林砚秋轻轻叹了口气,那叹息声很轻,却重重地落在许向晴心上。“许向晴,你记住,”她一字一句地说,“你的困难,从来不会让我觉得是负担。只会让我觉得,我需要变得更有能力。”
她顿了顿,目光落在许向晴手腕上那条和自己同款的银链上:“而且,你现在不是一个人在处理。你接受了帮助,无论是来自我母亲的,还是来自这份工作本身,这都很好。这不丢人。”
许向晴的眼泪还是没忍住,滚落下来。不是委屈,而是被理解、被包容、被如此坚定地支持和定义的感动。她一直害怕成为别人的累赘,尤其是在林砚秋面前。
可林砚秋的话,像一只温柔而有力的手,拂去了她心头那层不必要的自卑和顾虑。
“对不起……”她擦着眼泪,小声说,“我只是……不想让你分心。高三了,你压力也大。”
“我的压力,不包括担心你却不知道你在经历什么这一项。”林砚秋从随身的包里拿出一小盒包装精致的薄荷糖,推到她面前
“这个,提神。还有,”她又拿出一个扁扁的、带着冷凝胶贴的小护膝,“这个戴着,对膝盖好。站久了或者不舒服的时候用。”
许向晴看着眼前的东西,忍不住笑了出来。又哭又笑的样子有点滑稽,但林砚秋只是静静地看着,眼底深处流淌着温柔的微光。
“店里……允许吃东西吗?”林砚秋看了看那盒糖。
“应该……没人看到的时候可以吧。”许向晴吸了吸鼻子,拆开糖盒,塞了一颗进嘴里,清凉的薄荷味瞬间在舌尖化开,也让她的情绪平复了许多。
“工作还适应吗?”林砚秋问,开始了解她的日常。
“嗯!店长人很好,教了我很多。就是要记的商品比较多,还有收银系统……”许向晴说起工作,眼神渐渐亮了起来,开始小声地跟林砚秋分享这一周的见闻,哪个客人很挑剔,哪个手账本卖得最好,她偷偷学着给商品拍好看的照片……

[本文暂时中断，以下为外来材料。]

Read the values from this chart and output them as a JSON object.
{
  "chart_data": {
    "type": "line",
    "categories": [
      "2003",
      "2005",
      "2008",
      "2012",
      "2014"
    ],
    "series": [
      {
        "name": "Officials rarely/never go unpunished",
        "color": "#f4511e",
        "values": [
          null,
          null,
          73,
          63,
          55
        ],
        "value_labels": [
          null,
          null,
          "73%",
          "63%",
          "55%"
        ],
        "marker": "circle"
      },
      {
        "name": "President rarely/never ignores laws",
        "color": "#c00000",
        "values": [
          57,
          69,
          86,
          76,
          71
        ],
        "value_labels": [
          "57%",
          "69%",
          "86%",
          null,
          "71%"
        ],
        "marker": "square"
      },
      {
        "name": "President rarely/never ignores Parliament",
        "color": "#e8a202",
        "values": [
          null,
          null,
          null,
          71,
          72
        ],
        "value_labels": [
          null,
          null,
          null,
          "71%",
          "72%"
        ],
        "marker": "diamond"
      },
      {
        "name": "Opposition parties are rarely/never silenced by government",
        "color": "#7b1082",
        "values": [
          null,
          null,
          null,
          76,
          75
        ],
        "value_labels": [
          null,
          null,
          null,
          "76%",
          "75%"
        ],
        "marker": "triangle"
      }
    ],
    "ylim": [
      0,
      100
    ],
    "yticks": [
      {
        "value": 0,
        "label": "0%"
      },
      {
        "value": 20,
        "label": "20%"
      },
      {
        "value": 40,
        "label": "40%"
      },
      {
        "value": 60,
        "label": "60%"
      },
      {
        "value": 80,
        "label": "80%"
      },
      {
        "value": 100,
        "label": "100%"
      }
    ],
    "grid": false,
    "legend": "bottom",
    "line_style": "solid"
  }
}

林砚秋专注地听着,偶尔点点头,或简单回应一句。她看着许向晴逐渐恢复神采的脸,心里那点因为被隐瞒而产生的不快,早已烟消云散。取而代之的,是一种复杂的骄傲——为她独自承担责任的勇气,也为她在困境中依然努力寻找光亮的样子。
有客人推门进来。
许向晴立刻站起身,擦干眼泪,调整了一下表情和围裙,准备迎上去。
林砚秋也站起身:“你忙。我走了。”
“嗯。”许向晴点点头,看着林砚秋走到门口,又忍不住叫住她,“林砚秋!” 林砚秋回头。 “晚上……视频?”许向晴眼睛还红着,却笑得格外温暖。
“好。”林砚秋点头,嘴角也微微弯起,“记得用护膝。”
看着林砚秋的身影消失在街角,许向晴摸了摸口袋里那盒还带着林砚秋体温的薄荷糖,又看了看桌上那个小小的护膝,感觉心里被填得满满的,充满了力量。